Jackson MA student Will Wright is spending the summer in D.C. as a Harold W. Rosenthal Fellows in International Relations. The highly competitive award is given to only 30 students nationwide, based on their dedication to public service, excellence in the field of international relations, and commitment to the values and professional standards set by Harold Rosenthal and past recipients of the fellowship. Rosenthal was a Senate staff member when he was killed in a terrorist attack in 1976 at the age of 29.

Wright, a Major in the U.S. Army, is spending the summer in a directorate at the Pentagon that provides advice on special operations and counterterrorism to the Chairman of the Joint Chiefs of Staff. “I’ve never worked in D.C. before, and this is giving me remarkable insight into the interagency and policymaking processes,” he says.

Wright will return to the U.S. Army after he completes his master’s degree and hopes this fellowship will “broaden his understanding of how the government develops national security and foreign relations policy.”

Born in Germany to American parents, one from Georgia, the other from Illinois, Wright calls himself an “Army brat. I bounced around a fair bit growing up, but my most formative years were in Cambridge, England, and Charlottesville, Virginia,” he says. He majored in English at Duke University where he also studied Arabic. “I loved going to school, but my grades reflect that my real focus was on karaoke, dance parties, and goofing off with my friends.” After college, he was based out of Fort Bragg, North Carolina, for the next 10 years, deploying to Afghanistan, Iraq, and elsewhere in the Middle East.

Wright’s interest in global affairs initially arose from living abroad and having many family members in the military — his father and brother, both grandfathers, and two uncles. That combination of circumstances “inculcated an interest in foreign policy and an appreciation of foreign cultures,” he says.

Wright hopes to have a career “that pays forward the enormous gratitude I have to the Jackson Institute and the Downing Scholarship,” which is funding his Yale studies. The General Wayne A. Downing Scholarship is run by the Combating Terrorism Center at West Point and funded by Vinnie and Teresa Viola. Only a handful of Army officers are selected for this scholarship each year.

He adds, “Like anybody, my primary goal is to make my friends, family, and my mentors proud. Yale students are living proof that there are innumerable ways to serve the community, country, and globe. I aspire to stay in public service for the rest of my life, hopefully in a leadership capacity.”
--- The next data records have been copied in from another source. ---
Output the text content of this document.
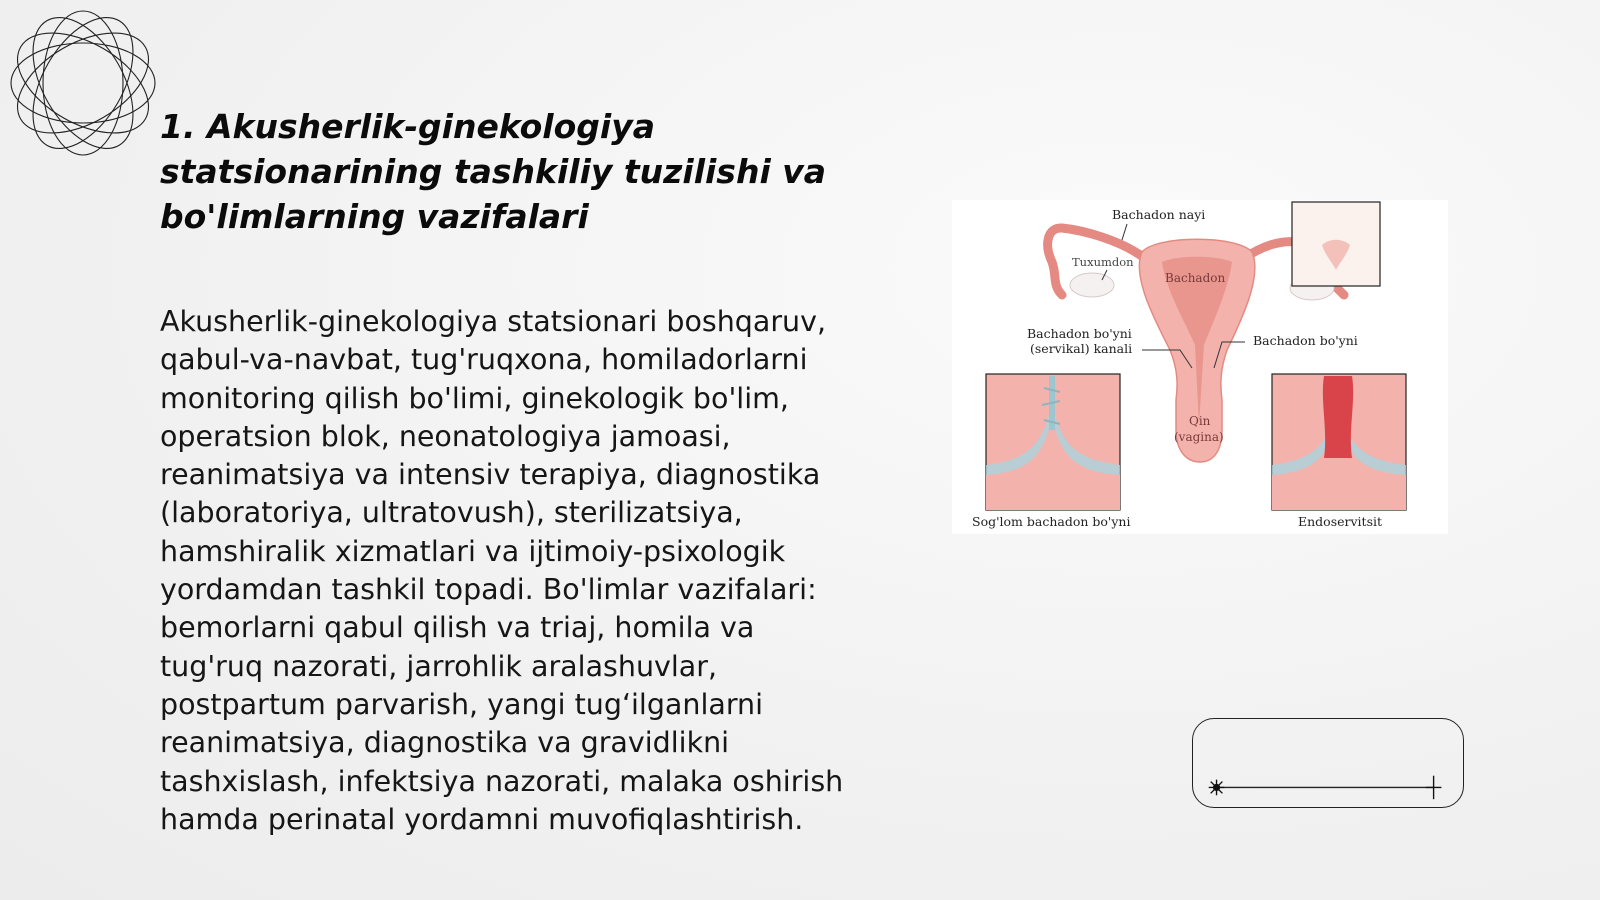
1. Akusherlik-ginekologiya statsionarining tashkiliy tuzilishi va bo'limlarning vazifalari

Akusherlik-ginekologiya statsionari boshqaruv, qabul-va-navbat, tug'ruqxona, homiladorlarni monitoring qilish bo'limi, ginekologik bo'lim, operatsion blok, neonatologiya jamoasi, reanimatsiya va intensiv terapiya, diagnostika (laboratoriya, ultratovush), sterilizatsiya, hamshiralik xizmatlari va ijtimoiy-psixologik yordamdan tashkil topadi. Bo'limlar vazifalari: bemorlarni qabul qilish va triaj, homila va tug'ruq nazorati, jarrohlik aralashuvlar, postpartum parvarish, yangi tug‘ilganlarni reanimatsiya, diagnostika va gravidlikni tashxislash, infektsiya nazorati, malaka oshirish hamda perinatal yordamni muvofiqlashtirish.

Bachadon nayi
Tuxumdon
Bachadon
Bachadon bo'yni
(servikal) kanali
Bachadon bo'yni
Qin
(vagina)
Sog'lom bachadon bo'yni	Endoservitsit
Wright and his wife, Dickie, have a baby son, Flynn, born in March. When not tending to family and academic obligations, Wright tutors at New Haven Reads and during the school year helps teach a weekly civics class to aspiring U.S. citizens at the Integrated Refugee and Immigrant Services (IRIS) in New Haven. He founded the Yale Special Operations/Interagency Symposium and is an Associate World Fellow. Wright is also working to establish a mentorship program for children of incarcerated parents, with assistance from the Jackson Institute, Governor’s Prevention Partnership, and Children’s Community Programs of Connecticut.